Arkadaş referans ve hatırının devreye girdiği ilişkiler daha saygılı ve daha sürdürülebilirdir. Sadakat içerikli ilişkiler geliştirme noktasında da öne çıkar.
Örneğin mahalle ortamında, çocukların kendi seçtiği arkadaşlarıyla oyun oynarken, özgürce kurduğu arkadaşlıklar, okullarda onlarca çocuğun yığıldığı sınıflarda edinilenlerden sayıca daha fazla, nitelikçe daha sosyaldir.
Ki insanlar ne kadar kalabalık ortamlara sokulsa da samimi dostlar bir elin parmaklarını geçmez.
Aslında bakarsak gerçekte olan şey şudur; birini ne kadar kalabalıklara sokarsanız dostların sayısı ve dostlukların kalitesi o nisbette düşmeye başlar.
İnsanların kendi rızasıyla, güvendiği dostların referansıyla, yönetebildiği, özgürce seçebildiği, güven ortamı geliştirebildiği dostluk çevrelerine kıyasla; zoraki ya da resmî düzeyde birlikte olunan kalabalıklardan edinilen arkadaş sayıları, bunlarla olan sosyal etkileşimler ve bu dostlukların sürdürülebilirliğini kıyaslamak teoriyi doğrulayacaktır.
Kalabalıklar sosyalliğe değil, aslında tam tersine sebep olur.

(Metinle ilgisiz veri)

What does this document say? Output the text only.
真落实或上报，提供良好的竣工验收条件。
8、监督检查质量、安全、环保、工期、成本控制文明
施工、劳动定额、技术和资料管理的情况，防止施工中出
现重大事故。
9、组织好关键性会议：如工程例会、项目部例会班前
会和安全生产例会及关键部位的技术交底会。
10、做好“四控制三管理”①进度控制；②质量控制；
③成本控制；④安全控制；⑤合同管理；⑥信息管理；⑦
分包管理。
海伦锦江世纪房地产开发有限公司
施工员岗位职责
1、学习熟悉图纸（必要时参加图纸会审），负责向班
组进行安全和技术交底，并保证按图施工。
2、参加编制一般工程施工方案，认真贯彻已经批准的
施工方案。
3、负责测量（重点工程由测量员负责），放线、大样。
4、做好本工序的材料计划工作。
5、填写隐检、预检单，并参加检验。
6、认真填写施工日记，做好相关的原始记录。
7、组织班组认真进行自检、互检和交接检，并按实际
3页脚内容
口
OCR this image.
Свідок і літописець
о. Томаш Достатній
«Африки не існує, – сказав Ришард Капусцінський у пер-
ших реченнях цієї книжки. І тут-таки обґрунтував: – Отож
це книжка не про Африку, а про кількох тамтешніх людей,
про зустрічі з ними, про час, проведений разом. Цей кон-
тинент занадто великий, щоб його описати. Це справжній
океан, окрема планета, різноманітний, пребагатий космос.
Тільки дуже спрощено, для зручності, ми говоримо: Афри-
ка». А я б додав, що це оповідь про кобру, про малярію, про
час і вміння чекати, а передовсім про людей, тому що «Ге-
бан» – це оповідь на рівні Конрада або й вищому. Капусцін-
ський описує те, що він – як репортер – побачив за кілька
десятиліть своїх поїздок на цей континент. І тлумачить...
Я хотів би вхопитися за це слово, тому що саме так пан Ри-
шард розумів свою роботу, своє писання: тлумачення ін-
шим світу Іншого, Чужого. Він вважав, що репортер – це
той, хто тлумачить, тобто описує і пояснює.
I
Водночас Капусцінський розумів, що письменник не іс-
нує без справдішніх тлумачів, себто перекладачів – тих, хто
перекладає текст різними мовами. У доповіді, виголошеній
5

Yine günümüzde, çocukların sosyalleşmesi ümidiyle yollandığı resmî, manen soğuk ve kalabalık ortamlar onlar için sosyalliği hiç bir düzeyde desteklemez.
Aslında gerçek; Çocuklarının sosyal yönünü korumak ve geliştirmek isteyen ebeveynlerin çocuklarını böyle ortamlardan uzak tutmaları gerektiğidir!
Kalabalıkların sosyalliğe sağlayabileceği tek fayda tanışma fırsatı sunacağı yeni insan çevreleri olabilir ki bu da yeterince güvenli, etkin ve doğal olan yol değildir.
Öncelikle, dost olunabilecek bir kaç kişiyi her yerde bulmak mümkündür.
Bunun için birilerinin, örneğin ne idüğü belirsiz otoritelerin dayatmalarına, yönlendirmelerine ya da kalabalık ortamlara ihtiyaç yoktur.
Ki insanlar kontrol altındaki ortamlarda değil özgür ve yalnız kalabildikleri dış hayatta sosyalleşir.
Buna karşılık zoraki kalabalıklarda gelişecek dostluklar, dostluğun temeli olan güven ortamından yoksundur.
Çoğu durumda kalabalık yığınlar zaten lüzumsuzdur.
Nihayetinde aralarından eleyerek belli başlı bir kaç kişiyle dostluk geliştirilecektir.
Hatta kalabalıklardan çıkacak dostluklar, tesadüfen yanına oturacağı kişilere bile indirgenebilir ki gerçek bir dostluk gelişimi için Doğal yöntem bu değildir. Burada gerçek bir güven ortamı gelişemez ve doğru kişileri seçme imkanı tamamen ortadan kalkar.
Zoraki toplanan kalabalıklar ayrılıkla hamile olduğu için sadakati ve sürdürülebilir dostluk becerilerini de beslemez.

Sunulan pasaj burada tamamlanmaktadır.